Résultats obtenus suite à une tomographie par rayons X

En outre, l'équipe de recherche a analysé une partie des échantillons à coupe longitudinale dans le centre d'analyse radiographique de l'Empa. Sur les radiographies, elle a observé que les vernis constituaient sur le bois des couches d'épaisseurs diverses et qu'ils influençaient différemment la densité des pièces de bois.  En outre, certains vernis pénétraient plus profondément dans le bois que d'autres.  Les chercheuses et chercheurs avaient traité les échantillons avec la pénétration la plus profonde à l'aide du vernis présentant la plus grande teneur en huile.  En même temps, il s'agissait des échantillons de bois qui connaissaient les plus importantes pertes en matière de diffusion acoustique – en d'autres termes, ce sont leurs sons qui perdaient le plus de clarté par le vernis.

Des résultats de ces mesures s'est dégagé un lien entre la composition du vernis, la microstructure des mélanges bois-vernis, leurs propriétés mécaniques et leur comportement sonore.  Gilani et son groupe de recherche souhaitent affiner ces résultats dans des études ultérieures.  Dès le mois d'avril 2016, un chercheur supplémentaire rejoindra l'équipe.

 

 

 

Violons antiques dans le centre d'analyse radiographique de l'Empa

À des fins comparatives, des chercheuses et chercheurs de l'Empa ont également analysé deux violons antiques dans le centre d'analyse radiographique de l'Empa. L'un d'entre eux a été fabriqué au 17e siècle par un luthier à Crémone. Cette ville se situe à environ 80 kilomètres au sud-est de Milan ; de nombreux luthiers célèbres y ont vécu, comme Antonio Stradivari. Le deuxième violon a été fabriqué vers 1920 en Saxe (Allemagne). Les scientifiques ont prélevé sur les deux violons des échantillons d'un volume de 1,5 millimètre cube.  Ils ont observé sur le violon de Saxe des fissures ultrafines dans le vernis ainsi que des points d'impact sur la surface ; le violon souffrait également de l'action de vers du bois. En comparaison, celui de Crémone a présenté une densité supérieure du mélange bois-vernis.
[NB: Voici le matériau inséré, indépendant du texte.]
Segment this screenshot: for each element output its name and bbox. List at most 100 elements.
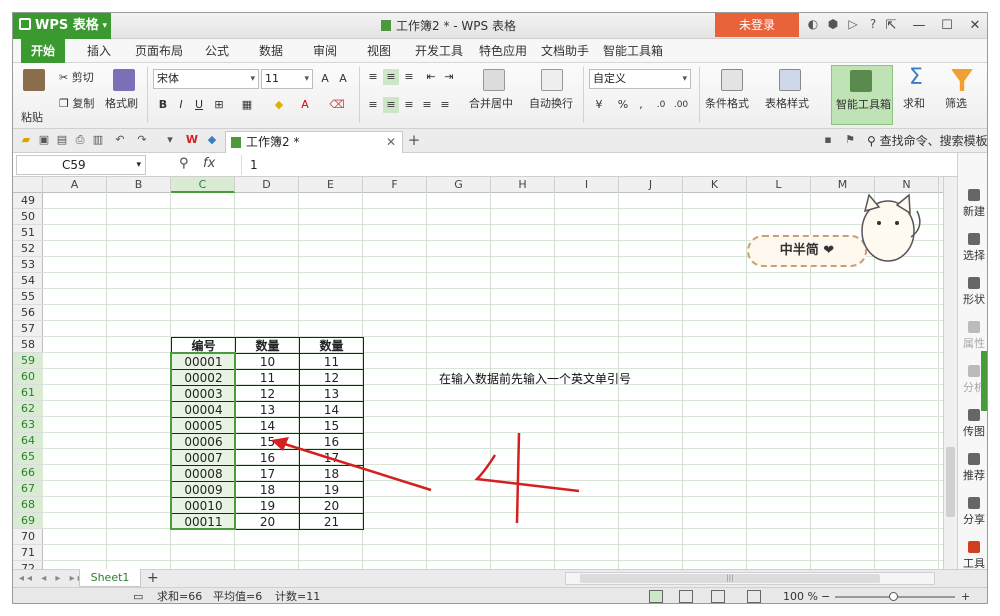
tab-developer[interactable]: 开发工具 xyxy=(415,39,463,63)
export-pdf-icon[interactable]: ▤ xyxy=(55,133,69,147)
column-header[interactable]: F xyxy=(363,177,427,193)
sum-icon[interactable]: Σ xyxy=(909,65,923,90)
percent-icon[interactable]: % xyxy=(615,97,631,113)
column-header[interactable]: C xyxy=(171,177,235,193)
clear-format-icon[interactable]: ⌫ xyxy=(329,97,345,113)
row-header[interactable]: 70 xyxy=(13,529,43,545)
table-cell[interactable]: 00011 xyxy=(171,513,236,530)
row-header[interactable]: 72 xyxy=(13,561,43,569)
paste-icon[interactable] xyxy=(23,69,45,91)
table-style-button[interactable]: 表格样式 xyxy=(765,95,809,111)
font-size-select[interactable]: 11 xyxy=(261,69,313,89)
align-bottom-icon[interactable]: ≡ xyxy=(401,69,417,85)
table-cell[interactable]: 00005 xyxy=(171,417,236,434)
table-cell[interactable]: 00007 xyxy=(171,449,236,466)
data-table[interactable]: 编号 数量 数量 00001 10 11 00002 11 12 00003 12 13 00004 13… xyxy=(171,337,364,530)
table-cell[interactable]: 00009 xyxy=(171,481,236,498)
page-layout-view-icon[interactable] xyxy=(711,590,725,603)
table-cell[interactable]: 18 xyxy=(235,481,300,498)
tab-formulas[interactable]: 公式 xyxy=(205,39,229,63)
paste-button[interactable]: 粘贴 xyxy=(21,109,43,125)
conditional-format-icon[interactable] xyxy=(721,69,743,91)
table-cell[interactable]: 13 xyxy=(299,385,364,402)
table-cell[interactable]: 20 xyxy=(235,513,300,530)
row-header[interactable]: 68 xyxy=(13,497,43,513)
panel-share[interactable]: 分享 xyxy=(958,497,987,527)
table-cell[interactable]: 14 xyxy=(235,417,300,434)
row-header[interactable]: 63 xyxy=(13,417,43,433)
panel-upload-image[interactable]: 传图 xyxy=(958,409,987,439)
customize-icon[interactable]: ▾ xyxy=(163,133,177,147)
align-left-icon[interactable]: ≡ xyxy=(365,97,381,113)
table-cell[interactable]: 17 xyxy=(299,449,364,466)
row-header[interactable]: 50 xyxy=(13,209,43,225)
shrink-font-icon[interactable]: A xyxy=(335,71,351,87)
align-top-icon[interactable]: ≡ xyxy=(365,69,381,85)
flag-icon[interactable]: ⚑ xyxy=(843,133,857,147)
panel-toggle-tab[interactable] xyxy=(981,351,987,411)
panel-properties[interactable]: 属性 xyxy=(958,321,987,351)
distribute-icon[interactable]: ≡ xyxy=(437,97,453,113)
row-header[interactable]: 51 xyxy=(13,225,43,241)
align-right-icon[interactable]: ≡ xyxy=(401,97,417,113)
panel-recommend[interactable]: 推荐 xyxy=(958,453,987,483)
column-header[interactable]: E xyxy=(299,177,363,193)
app-menu-button[interactable]: WPS 表格 ▾ xyxy=(13,13,111,39)
sheet-tab-sheet1[interactable]: Sheet1 xyxy=(79,569,141,587)
feedback-icon[interactable]: ▷ xyxy=(843,17,863,31)
vertical-scrollbar[interactable] xyxy=(943,177,957,569)
table-cell[interactable]: 21 xyxy=(299,513,364,530)
column-header[interactable]: G xyxy=(427,177,491,193)
increase-decimal-icon[interactable]: .0 xyxy=(653,97,669,113)
save-icon[interactable]: ▣ xyxy=(37,133,51,147)
command-search[interactable]: ⚲ 查找命令、搜索模板 xyxy=(867,129,987,153)
table-cell[interactable]: 00004 xyxy=(171,401,236,418)
table-cell[interactable]: 19 xyxy=(299,481,364,498)
minimize-button[interactable]: — xyxy=(905,13,933,39)
format-painter-button[interactable]: 格式刷 xyxy=(105,95,138,111)
zoom-out-icon[interactable]: − xyxy=(821,588,830,603)
new-tab-icon[interactable]: + xyxy=(407,133,421,148)
undo-icon[interactable]: ↶ xyxy=(113,133,127,147)
table-cell[interactable]: 10 xyxy=(235,353,300,370)
column-header[interactable]: H xyxy=(491,177,555,193)
zoom-in-icon[interactable]: + xyxy=(961,588,970,603)
smart-toolbox-button[interactable]: 智能工具箱 xyxy=(831,65,893,125)
fill-color-icon[interactable]: ◆ xyxy=(271,97,287,113)
merge-center-icon[interactable] xyxy=(483,69,505,91)
row-header[interactable]: 61 xyxy=(13,385,43,401)
table-cell[interactable]: 19 xyxy=(235,497,300,514)
bold-icon[interactable]: B xyxy=(155,97,171,113)
format-painter-icon[interactable] xyxy=(113,69,135,91)
scroll-thumb[interactable] xyxy=(946,447,955,517)
table-cell[interactable]: 00003 xyxy=(171,385,236,402)
indent-increase-icon[interactable]: ⇥ xyxy=(441,69,457,85)
tab-data[interactable]: 数据 xyxy=(259,39,283,63)
table-cell[interactable]: 18 xyxy=(299,465,364,482)
indent-decrease-icon[interactable]: ⇤ xyxy=(423,69,439,85)
login-button[interactable]: 未登录 xyxy=(715,13,799,37)
row-header[interactable]: 71 xyxy=(13,545,43,561)
decrease-decimal-icon[interactable]: .00 xyxy=(673,97,689,113)
maximize-button[interactable]: ☐ xyxy=(933,13,961,39)
column-header[interactable]: M xyxy=(811,177,875,193)
column-header[interactable]: L xyxy=(747,177,811,193)
merge-border-icon[interactable]: ▦ xyxy=(239,97,255,113)
number-format-select[interactable]: 自定义 xyxy=(589,69,691,89)
page-break-view-icon[interactable] xyxy=(679,590,693,603)
select-all-corner[interactable] xyxy=(13,177,43,193)
skin-icon[interactable]: ◐ xyxy=(803,17,823,31)
table-header-cell[interactable]: 数量 xyxy=(235,337,300,354)
thousands-icon[interactable]: , xyxy=(633,97,649,113)
wps-home-icon[interactable]: W xyxy=(185,133,199,147)
column-header[interactable]: I xyxy=(555,177,619,193)
row-header[interactable]: 57 xyxy=(13,321,43,337)
table-cell[interactable]: 11 xyxy=(235,369,300,386)
zoom-level[interactable]: 100 % xyxy=(783,588,818,603)
table-header-cell[interactable]: 编号 xyxy=(171,337,236,354)
tab-view[interactable]: 视图 xyxy=(367,39,391,63)
row-header[interactable]: 53 xyxy=(13,257,43,273)
merge-center-button[interactable]: 合并居中 xyxy=(469,95,513,111)
row-header[interactable]: 69 xyxy=(13,513,43,529)
row-header[interactable]: 59 xyxy=(13,353,43,369)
Dans les images du centre d'analyse radiographique, la grande densité s'observe par les couleurs jaune-vert-rouge, et la faible densité par des couleurs bleues.  Avec la densité s'accroissent aussi la rigidité et les valeurs de la diffusion acoustique – ainsi, le violon de Crémone émet des sons plus clairs que celui de Saxe.